Iatrogenia em traumatologia

Fernando Baldy dos ReisI; Akira IshidaII; José Laredo FilhoIII

IProfessor Livre-Docente, Chefe do Grupo de Trauma

IIProfessor Livre-Docente, Chefe do Departamento

IIIPró-Reitor de Administração e Professor Titular

Endereço para correspondência Endereço para correspondência Departamento de Ortopedia e Traumatologia Rua Napoleão de Barros, 715 - 1º andar - Vl. Clementino São Paulo - SP - CEP: 04024-002

A traumatologia evoluiu paralelamente ao desenvolvimento científico e tecnológico da humanidade. Tiveram grande importância para este ramo da medicina o desenvolvimento e o aprimoramento da anestesiologia, microbiologia, radiologia e metalurgia. As duas primeiras áreas contribuíram para o avanço da cirurgia de forma geral, enquanto que as duas últimas afetaram a traumatologia ósteo-articular de forma direta.

A descoberta dos Raios X em 1895 por Roentgen permitiu maior precisão e certeza no diagnóstico das fraturas. Desta forma, a aplicação clínica para o estudo, controle de reduções e seu seguimento tornou-se uma consequência imediata. Houve um grande impulso no tratamento incruento e aprimoramento nos estudos sobre a formação do calo ósseo. O diagnóstico por imagem teve novo impulso com o desenvolvimento da Tomografia Computadorizada (TC) e recentemente da Ressonância Nuclear Magnética.

O emprego de intensificadores de imagens possibilitou melhora na qualidade das reduções incruentas e cruentas trazendo benefícios no tocante ao tempo das operações. Algumas reduções abertas passaram a contar com a possibilidade de se realizar fixações percutâneas e de minimizar a abordagem das partes moles adjacente às fraturas.

Por fim, o aspecto biocompatibilidade foi resolvido satisfatoriamente, permitindo o desenvolvimento de diversos modelos e aplicações de materiais de síntese. O desenvolvimento tecnológico da metalurgia, com o preparo de ligas metálicas especiais que reduziram as reações orgânicas ao metal.

A iatrogenia é a sequela ou complicação de tratamento cuja causa é a falha essencial e exclusivamente médica quando da condução ou orientação de um diagnóstico ou uma terapêutica, quer clínica, quer cirúrgica.
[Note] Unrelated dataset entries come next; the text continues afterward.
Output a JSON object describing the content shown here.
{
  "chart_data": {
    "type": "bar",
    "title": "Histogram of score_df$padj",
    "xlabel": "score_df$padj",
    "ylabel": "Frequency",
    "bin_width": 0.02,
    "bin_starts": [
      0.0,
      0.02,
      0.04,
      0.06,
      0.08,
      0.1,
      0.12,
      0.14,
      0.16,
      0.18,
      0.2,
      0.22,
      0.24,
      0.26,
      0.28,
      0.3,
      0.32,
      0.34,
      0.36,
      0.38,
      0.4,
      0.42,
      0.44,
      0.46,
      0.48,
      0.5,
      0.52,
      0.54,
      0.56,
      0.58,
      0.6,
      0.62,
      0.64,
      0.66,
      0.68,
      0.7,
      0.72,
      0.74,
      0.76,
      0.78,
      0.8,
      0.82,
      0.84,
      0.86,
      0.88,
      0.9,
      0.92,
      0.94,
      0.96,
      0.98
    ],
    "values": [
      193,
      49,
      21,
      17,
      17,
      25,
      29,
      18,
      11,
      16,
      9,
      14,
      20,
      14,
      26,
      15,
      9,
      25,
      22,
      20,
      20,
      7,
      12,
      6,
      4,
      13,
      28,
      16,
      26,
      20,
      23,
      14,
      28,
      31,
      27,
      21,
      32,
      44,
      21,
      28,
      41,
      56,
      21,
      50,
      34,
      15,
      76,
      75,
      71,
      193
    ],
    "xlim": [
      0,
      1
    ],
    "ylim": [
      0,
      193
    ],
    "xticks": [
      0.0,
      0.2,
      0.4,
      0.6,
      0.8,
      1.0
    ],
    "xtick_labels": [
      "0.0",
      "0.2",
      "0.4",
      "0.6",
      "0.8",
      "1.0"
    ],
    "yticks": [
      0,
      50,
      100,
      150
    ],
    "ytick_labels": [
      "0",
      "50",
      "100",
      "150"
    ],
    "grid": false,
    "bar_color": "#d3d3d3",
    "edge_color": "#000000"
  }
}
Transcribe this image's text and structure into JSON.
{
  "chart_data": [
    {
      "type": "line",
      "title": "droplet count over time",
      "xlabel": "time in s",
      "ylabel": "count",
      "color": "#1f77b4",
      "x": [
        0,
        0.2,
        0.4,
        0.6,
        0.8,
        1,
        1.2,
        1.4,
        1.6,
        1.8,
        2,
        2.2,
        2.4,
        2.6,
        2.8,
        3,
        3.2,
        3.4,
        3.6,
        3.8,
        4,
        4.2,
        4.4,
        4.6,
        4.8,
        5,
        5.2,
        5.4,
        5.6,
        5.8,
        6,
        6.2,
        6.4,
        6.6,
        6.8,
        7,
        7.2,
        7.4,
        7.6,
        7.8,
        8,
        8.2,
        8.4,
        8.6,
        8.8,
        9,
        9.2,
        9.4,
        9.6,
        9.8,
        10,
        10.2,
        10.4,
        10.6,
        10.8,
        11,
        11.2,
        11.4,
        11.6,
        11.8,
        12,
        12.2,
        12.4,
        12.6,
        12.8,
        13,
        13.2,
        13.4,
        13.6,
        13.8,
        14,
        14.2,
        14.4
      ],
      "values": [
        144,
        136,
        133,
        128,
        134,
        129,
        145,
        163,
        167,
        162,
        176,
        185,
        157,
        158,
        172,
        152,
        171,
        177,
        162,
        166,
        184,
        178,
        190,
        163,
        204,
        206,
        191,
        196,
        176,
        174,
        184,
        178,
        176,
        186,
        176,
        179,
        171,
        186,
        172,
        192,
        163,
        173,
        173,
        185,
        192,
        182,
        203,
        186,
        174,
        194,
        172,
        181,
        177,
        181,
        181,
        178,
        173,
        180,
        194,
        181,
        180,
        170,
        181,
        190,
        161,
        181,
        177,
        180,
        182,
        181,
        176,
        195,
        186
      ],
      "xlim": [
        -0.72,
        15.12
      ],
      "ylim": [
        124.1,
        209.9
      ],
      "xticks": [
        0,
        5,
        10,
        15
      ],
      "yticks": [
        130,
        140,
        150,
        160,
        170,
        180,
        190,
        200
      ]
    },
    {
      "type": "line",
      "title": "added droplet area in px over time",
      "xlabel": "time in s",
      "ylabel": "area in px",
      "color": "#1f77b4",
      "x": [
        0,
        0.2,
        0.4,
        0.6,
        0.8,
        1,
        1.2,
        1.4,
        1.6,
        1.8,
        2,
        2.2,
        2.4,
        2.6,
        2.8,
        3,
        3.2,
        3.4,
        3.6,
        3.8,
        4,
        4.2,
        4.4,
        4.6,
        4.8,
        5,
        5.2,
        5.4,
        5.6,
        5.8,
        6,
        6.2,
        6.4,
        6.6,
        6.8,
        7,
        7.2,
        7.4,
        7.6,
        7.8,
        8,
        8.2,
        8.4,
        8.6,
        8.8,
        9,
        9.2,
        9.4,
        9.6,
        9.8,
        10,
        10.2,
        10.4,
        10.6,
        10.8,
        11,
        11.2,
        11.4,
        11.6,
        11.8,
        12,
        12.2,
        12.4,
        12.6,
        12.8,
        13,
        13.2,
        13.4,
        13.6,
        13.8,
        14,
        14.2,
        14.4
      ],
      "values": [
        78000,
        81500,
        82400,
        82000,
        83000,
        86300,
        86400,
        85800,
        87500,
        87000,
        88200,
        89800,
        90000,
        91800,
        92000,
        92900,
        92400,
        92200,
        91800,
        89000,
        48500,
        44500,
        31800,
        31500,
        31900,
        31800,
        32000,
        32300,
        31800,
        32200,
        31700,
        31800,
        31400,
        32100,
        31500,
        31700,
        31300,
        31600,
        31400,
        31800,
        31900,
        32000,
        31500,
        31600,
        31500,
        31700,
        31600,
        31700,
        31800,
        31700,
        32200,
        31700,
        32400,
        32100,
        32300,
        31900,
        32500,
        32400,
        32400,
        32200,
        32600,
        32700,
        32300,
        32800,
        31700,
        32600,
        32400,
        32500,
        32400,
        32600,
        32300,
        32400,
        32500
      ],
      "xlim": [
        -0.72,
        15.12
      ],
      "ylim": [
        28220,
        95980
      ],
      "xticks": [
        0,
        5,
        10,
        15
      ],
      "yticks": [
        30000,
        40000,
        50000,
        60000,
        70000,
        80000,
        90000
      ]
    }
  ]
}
Quando nos encontramos diante de lesões iatrogênicas devemos analisar os vários aspectos que levaram o especialista em ortopedia a cometer tais deslizes, evitando sempre fazer comentários deselegantes, maldosos e que por vezes não revelam a verdadeira situação do paciente.

O MÉDICO ORTOPEDISTA

Atualmente, com as subespecialidades, temos especialidades ortopédicas que abrangem todo o aparelho locomotor e dentro de cada uma delas, o Trauma especificamente. O traumatologista deve ser capaz de tratar não só fraturas isoladas, mas também tratar o paciente politraumatizado e polifraturado, considerando o mesmo como um todo, priorizando o atendimento aos aparelhos vitais e fazendo um planejamento racional do tratamento das diversas fraturas. Dessa forma estamos, nos grandes centros ortopédicos, evidentemente que por força do mercado de trabalho, formando profissionais que se subespecializam e tratam "segmentos do paciente", com possibilidade de erros.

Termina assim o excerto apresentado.